Nurse-driven service model reduces door-to-needle time by 16.72 minutes in acute ischemic stroke
This systematic review and meta-analysis examined the efficacy of a nurse-driven service model for managing acute ischemic stroke. The study population consisted of 5725 patients with acute ischemic stroke treated in an in-hospital setting. The intervention involved a nurse-driven service model where nurses participated in every stage of stroke treatment. The comparator was quasi-experimental studies comparing nurse-driven models against standard care where personnel from different disciplines were responsible for specific tasks. The primary outcome measured was door-to-needle time. Secondary outcomes included door-to-physician time, door-to-imaging time, registration to check time, image completion-to-needle time, and onset to treatment time.
The meta-analysis reported that the nurse-driven service model significantly reduced door-to-needle time. The mean difference was -16.72 minutes with a 95% confidence interval of -21.42 to -12.02 minutes. The P value was less than 0.001. This reduction indicates a substantial improvement in the critical window for thrombolysis administration. Door-to-physician time also showed significant reduction with a mean difference of -1.68 minutes and a 95% confidence interval of -2.36 to -1.00 minutes. The P value for this outcome was less than 0.001.

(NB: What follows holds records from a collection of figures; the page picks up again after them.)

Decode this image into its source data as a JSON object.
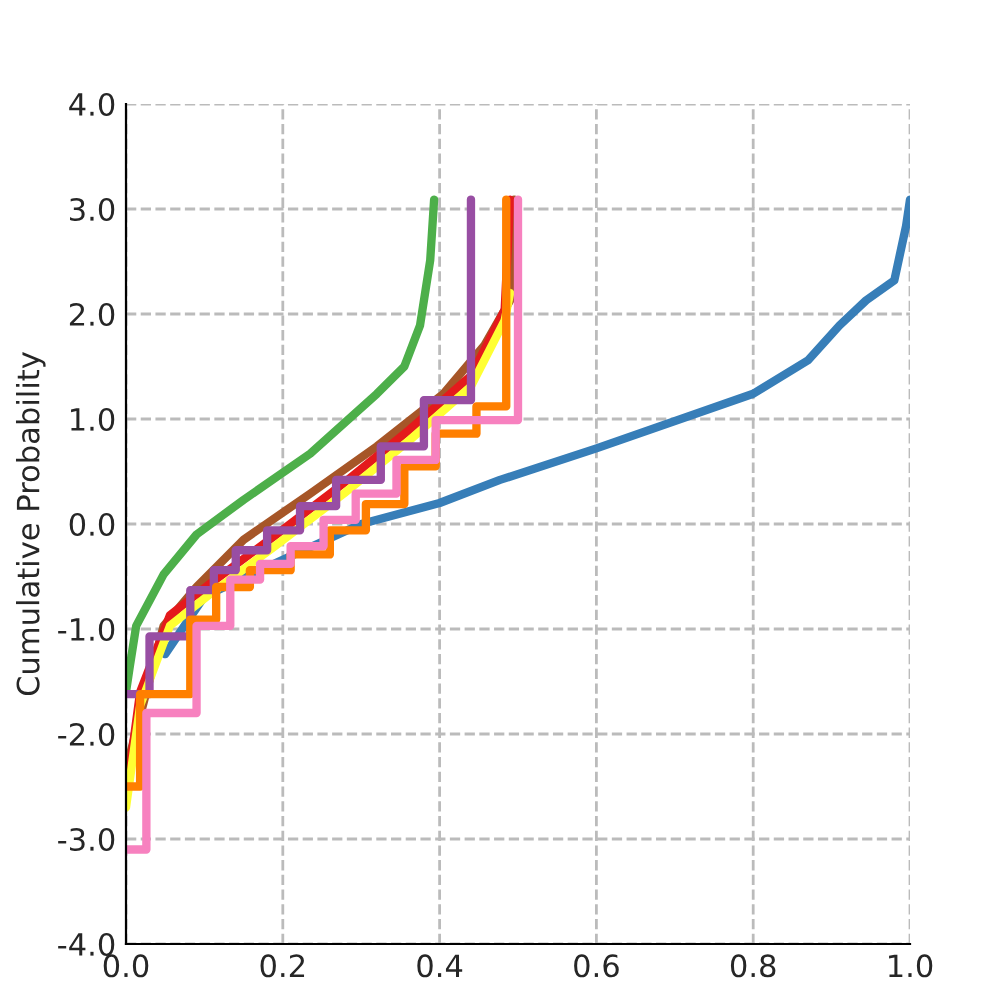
{
  "chart_data": {
    "type": "step",
    "ylabel": "Cumulative Probability",
    "xlim": [
      0,
      1
    ],
    "ylim": [
      -4,
      4
    ],
    "xticks": [
      {
        "value": 0,
        "label": "0.0"
      },
      {
        "value": 0.2,
        "label": "0.2"
      },
      {
        "value": 0.4,
        "label": "0.4"
      },
      {
        "value": 0.6,
        "label": "0.6"
      },
      {
        "value": 0.8,
        "label": "0.8"
      },
      {
        "value": 1,
        "label": "1.0"
      }
    ],
    "yticks": [
      {
        "value": -4,
        "label": "-4.0"
      },
      {
        "value": -3,
        "label": "-3.0"
      },
      {
        "value": -2,
        "label": "-2.0"
      },
      {
        "value": -1,
        "label": "-1.0"
      },
      {
        "value": 0,
        "label": "0.0"
      },
      {
        "value": 1,
        "label": "1.0"
      },
      {
        "value": 2,
        "label": "2.0"
      },
      {
        "value": 3,
        "label": "3.0"
      },
      {
        "value": 4,
        "label": "4.0"
      }
    ],
    "grid": true,
    "line_style": "solid",
    "marker": "none",
    "series": [
      {
        "type": "line",
        "color": "#377eb8",
        "x": [
          0.05,
          0.1,
          0.2,
          0.3,
          0.4,
          0.477,
          0.6,
          0.8,
          0.87,
          0.91,
          0.944,
          0.98,
          0.995,
          1.0
        ],
        "values": [
          -1.24,
          -0.69,
          -0.34,
          0.0,
          0.2,
          0.42,
          0.72,
          1.24,
          1.56,
          1.89,
          2.13,
          2.32,
          2.84,
          3.09
        ]
      },
      {
        "type": "line",
        "color": "#4daf4a",
        "x": [
          0,
          0.005,
          0.013,
          0.048,
          0.09,
          0.15,
          0.235,
          0.32,
          0.355,
          0.375,
          0.388,
          0.393
        ],
        "values": [
          -1.6,
          -1.35,
          -0.97,
          -0.48,
          -0.1,
          0.23,
          0.67,
          1.24,
          1.5,
          1.89,
          2.51,
          3.09
        ]
      },
      {
        "type": "line",
        "color": "#a65628",
        "x": [
          0,
          0.005,
          0.048,
          0.09,
          0.15,
          0.235,
          0.32,
          0.405,
          0.457,
          0.49,
          0.495
        ],
        "values": [
          -2.5,
          -2.2,
          -0.97,
          -0.6,
          -0.15,
          0.29,
          0.74,
          1.24,
          1.7,
          2.13,
          3.09
        ]
      },
      {
        "type": "line",
        "color": "#e41a1c",
        "x": [
          0,
          0.018,
          0.056,
          0.107,
          0.19,
          0.278,
          0.362,
          0.44,
          0.483,
          0.49
        ],
        "values": [
          -2.6,
          -1.6,
          -0.87,
          -0.57,
          -0.11,
          0.39,
          0.9,
          1.41,
          2.04,
          3.09
        ]
      },
      {
        "type": "line",
        "color": "#ffff33",
        "x": [
          0,
          0.018,
          0.056,
          0.107,
          0.19,
          0.278,
          0.362,
          0.44,
          0.483,
          0.49
        ],
        "values": [
          -2.7,
          -1.73,
          -0.97,
          -0.67,
          -0.21,
          0.29,
          0.8,
          1.31,
          1.94,
          2.2
        ]
      },
      {
        "color": "#984ea3",
        "x": [
          0,
          0.03,
          0.082,
          0.112,
          0.14,
          0.18,
          0.222,
          0.268,
          0.325,
          0.38,
          0.44,
          0.44
        ],
        "values": [
          -1.62,
          -1.07,
          -0.63,
          -0.44,
          -0.25,
          -0.06,
          0.17,
          0.42,
          0.74,
          1.18,
          1.37,
          3.09
        ]
      },
      {
        "color": "#ff7f00",
        "x": [
          0,
          0.018,
          0.082,
          0.115,
          0.158,
          0.21,
          0.26,
          0.306,
          0.355,
          0.395,
          0.447,
          0.485,
          0.485
        ],
        "values": [
          -2.5,
          -1.62,
          -0.91,
          -0.6,
          -0.44,
          -0.29,
          -0.06,
          0.19,
          0.55,
          0.86,
          1.12,
          1.56,
          3.09
        ]
      },
      {
        "color": "#f781bf",
        "x": [
          0,
          0.026,
          0.09,
          0.133,
          0.171,
          0.21,
          0.252,
          0.293,
          0.345,
          0.395,
          0.5,
          0.5
        ],
        "values": [
          -3.1,
          -1.8,
          -0.97,
          -0.53,
          -0.38,
          -0.21,
          0.04,
          0.29,
          0.61,
          0.99,
          1.64,
          3.09
        ]
      }
    ]
  }
}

Several secondary outcomes demonstrated significant improvements under the nurse-driven model. Door-to-imaging time was significantly reduced with a mean difference of -8.96 minutes and a 95% confidence interval of -13.15 to -4.77 minutes. The P value was less than 0.001. Registration to check time was significantly reduced with a mean difference of -1.76 minutes and a 95% confidence interval of -3.23 to -0.30 minutes. The P value was less than 0.001. Image completion-to-needle time was significantly reduced with a mean difference of -13.73 minutes and a 95% confidence interval of -21.12 to -6.34 minutes. The P value was less than 0.001. Onset to treatment time was reduced with a mean difference of -9.80 minutes and a 95% confidence interval of -15.04 to -4.56 minutes. However, the P value for onset to treatment time was 0.37, indicating this reduction was not statistically significant in this analysis.
Safety and tolerability findings were not reported in the source data. Adverse events, serious adverse events, discontinuations, and tolerability data were not provided. The study design was quasi-experimental, which limits the ability to infer causality. Funding or conflicts of interest were not reported. The certainty of the evidence was not reported. These limitations suggest that while the results are promising, further research with randomized designs may be needed to confirm these findings.
The practice relevance of these findings is significant. Adopting the nurse-driven intravenous thrombolysis care model can significantly reduce the total time from hospital arrival to thrombolysis for patients with acute ischemic stroke. Nurses involvement in every stage of stroke treatment can effectively address the lack of unified coordination and seamless workflow. When personnel from different disciplines are only responsible for one or a few specific tasks, delays often occur. Additionally, nurses participation helps resolve treatment delays caused by patients cumbersome medical procedures. This model promotes a more integrated approach to stroke care.
Key questions remain unanswered regarding long-term outcomes and patient safety. The lack of reported safety data means clinicians must rely on existing literature for adverse event profiles. The quasi-experimental nature of the included studies introduces potential biases that could influence the results. Clinicians should consider these limitations when implementing nurse-driven models in their own institutions. Further research is needed to address these gaps and provide more robust evidence for widespread adoption.